De opvatting dat COPD een ziekte is van de oudere man moeten we steeds meer verlaten. Steeds vaker zien we op ons spreekuur jonge vrouwen met een ernstig COPD. Overigens geldt dit ook voor longkanker. Dit komt door de inhaalslag die vrouwen hebben gehad op het gebied van roken. In Nederland steeg het percentage rokende vrouwen van 29% tot 40% in de jaren zeventig. Om daarna weer af te nemen naar rond de 30% eind jaren tachtig. Mogelijk zijn vrouwen ook gevoeliger voor de gevolgen van het roken.
Mensen wijten hun longklachten nogal eens aan het ouder worden. Vaak ten onrechte. Eigenlijk zouden we bij iedere roker met klachten een longfunctieonderzoek moeten doen. Dan zouden we in een eerder stadium de diagnose COPD kunnen stellen. En zo wellicht de voortschrijding van de ziekte kunnen stoppen door mensen te motiveren om met roken te stoppen.

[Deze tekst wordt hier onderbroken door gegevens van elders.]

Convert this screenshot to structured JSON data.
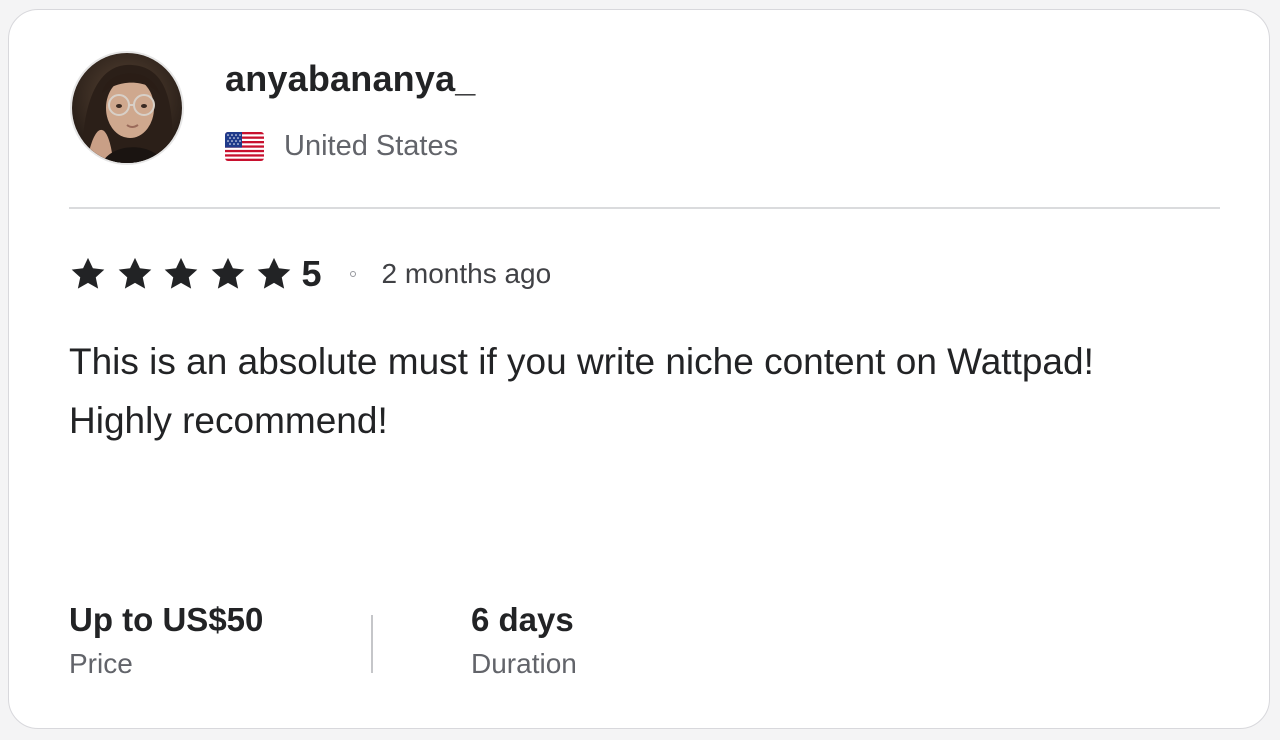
{
  "reviewer": {
    "username": "anyabananya_",
    "country": "United States",
    "avatar_icon": "user-avatar-photo",
    "flag_icon": "us-flag-icon"
  },
  "review": {
    "rating": "5",
    "star_count": 5,
    "time_ago": "2 months ago",
    "text": "This is an absolute must if you write niche content on Wattpad! Highly recommend!"
  },
  "stats": {
    "price_value": "Up to US$50",
    "price_label": "Price",
    "duration_value": "6 days",
    "duration_label": "Duration"
  },
  "colors": {
    "star": "#222325",
    "text_primary": "#222325",
    "text_secondary": "#62646a",
    "border": "#d8d8dc"
  }
}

Acupunctuur kan een sterke ondersteuning zijn bij het stoppen met roken. Acupunctuur kan de ontwenningsverschijnselen verminderen. De ontwenningsverschijnselen treden vaak niet eens op door acupunctuurbehandelingen. Verder werkt acupunctuur op de verslaving zelf. Doordat de arts-acupuncturist bepaalde, zogenaamde verslavings-acupunctuurpunten stimuleert, neemt de drang tot roken sterk af. Deze is zelfs vaak na een behandeling of vier, vijf geheel verdwenen. Sommige patiënten komen wel regelmatig terug voor “onderhoudsbehandelingen”.
Patiënten met COPD reageren ook heel goed op acupunctuurbehandelingen. Zij krijgen meer energie en voelen zij zich fitter. Daardoor valt het hen gemakkelijker weer dingen te ondernemen of aan hun conditie en spierkracht te werken. Het bijzondere is verder dat deze mensen vaak ook de indruk hebben dat ze door de behandelingen ”meer lucht krijgen”.